Tunisian National Dialogue Quartet wins Nobel Peace Prize

It earned the prize for ‘its decisive contribution to the building of a pluralistic democracy in Tunisia’.

The Nobel Peace Prize. Picture: AFP.

JOHANNESBURG - The Norwegian Nobel Committee has announced that it has awarded the Nobel Peace Prize 2015 to the Tunisian National Dialogue Quartet, "for its decisive contribution to the building of a pluralistic democracy in Tunisia in the wake of the Jasmine Revolution of 2011".

The committee states that the Quartet was formed in the summer of 2013 when the democratisation process was in danger of collapsing as a result of political assassinations and widespread social unrest.

"It established an alternative, peaceful political process at a time when the country was on the brink of civil war. It was thus instrumental in enabling Tunisia, in the space of a few years, to establish a constitutional system of government guaranteeing fundamental rights for the entire population, irrespective of gender, political conviction or religious belief."

The quartet comprised four key organisations in Tunisian civil society, namely, the Tunisian General Labour Union, the Tunisian Confederation of Industry, Trade and Handicrafts, the Tunisian Human Rights League, and the Tunisian Order of Lawyers.

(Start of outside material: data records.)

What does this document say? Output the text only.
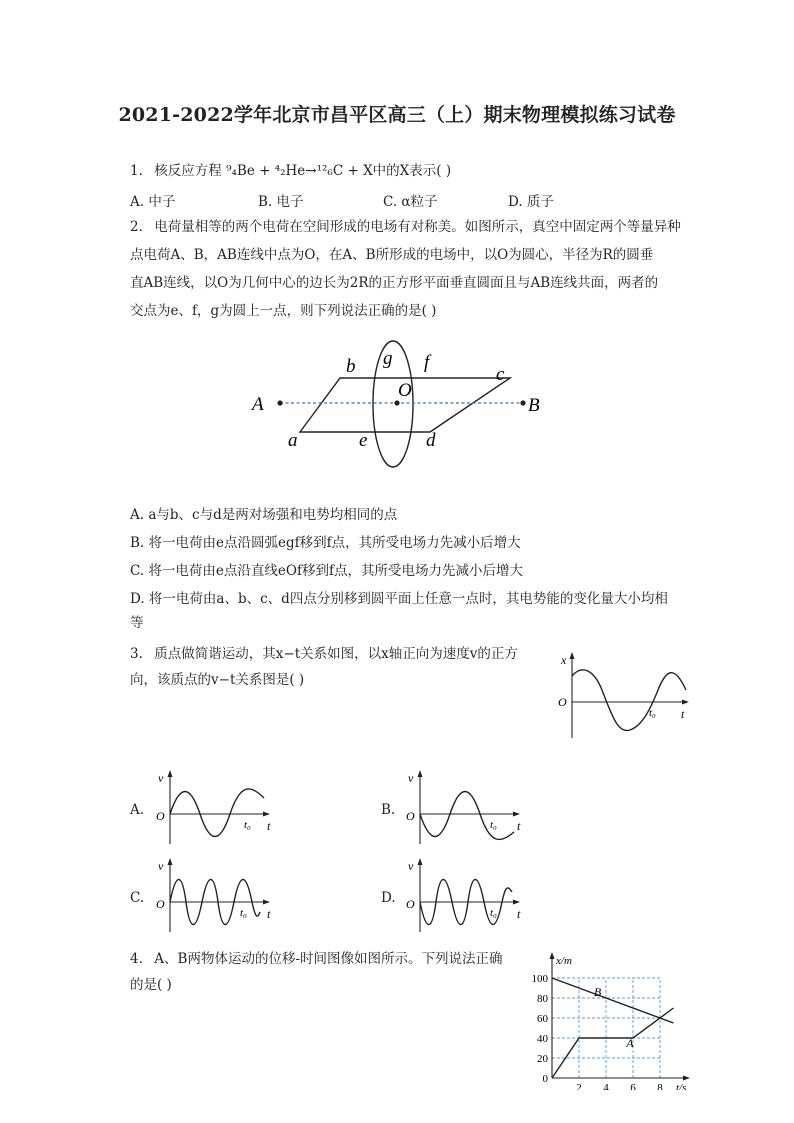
2021-2022学年北京市昌平区高三（上）期末物理模拟练习试卷
1. 核反应方程 ⁹₄Be + ⁴₂He→¹²₆C + X中的X表示( )
A. 中子	B. 电子	C. α粒子	D. 质子
2. 电荷量相等的两个电荷在空间形成的电场有对称美。如图所示，真空中固定两个等量异种
点电荷A、B，AB连线中点为O，在A、B所形成的电场中，以O为圆心，半径为R的圆垂
直AB连线，以O为几何中心的边长为2R的正方形平面垂直圆面且与AB连线共面，两者的
交点为e、f，g为圆上一点，则下列说法正确的是( )
A	B
O
a
b	c
d
e
f
g
A. a与b、c与d是两对场强和电势均相同的点
B. 将一电荷由e点沿圆弧egf移到f点，其所受电场力先减小后增大
C. 将一电荷由e点沿直线eOf移到f点，其所受电场力先减小后增大
D. 将一电荷由a、b、c、d四点分别移到圆平面上任意一点时，其电势能的变化量大小均相
等
3. 质点做简谐运动，其x−t关系如图，以x轴正向为速度v的正方
向，该质点的v−t关系图是( )
x
O
t₀ t
A.
v
O
t₀ t
B.
v
O
t₀ t
C.
v
O
t₀ t
D.
v
O
t₀ t
4. A、B两物体运动的位移-时间图像如图所示。下列说法正确
的是( )
0
20
40
60
80
100
2 4 6 8
x/m
t/s
B
A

The committee says these organisations represent different sectors and values in Tunisian society: working life and welfare, principles of the rule of law and human rights.

"On this basis, the Quartet exercised its role as a mediator and driving force to advance peaceful democratic development in Tunisia with great moral authority. The Nobel Peace Prize for 2015 is awarded to this Quartet, not to the four individual organizations as such."

The prize, worth eight around $972,000, will be presented in Oslo on 10 December.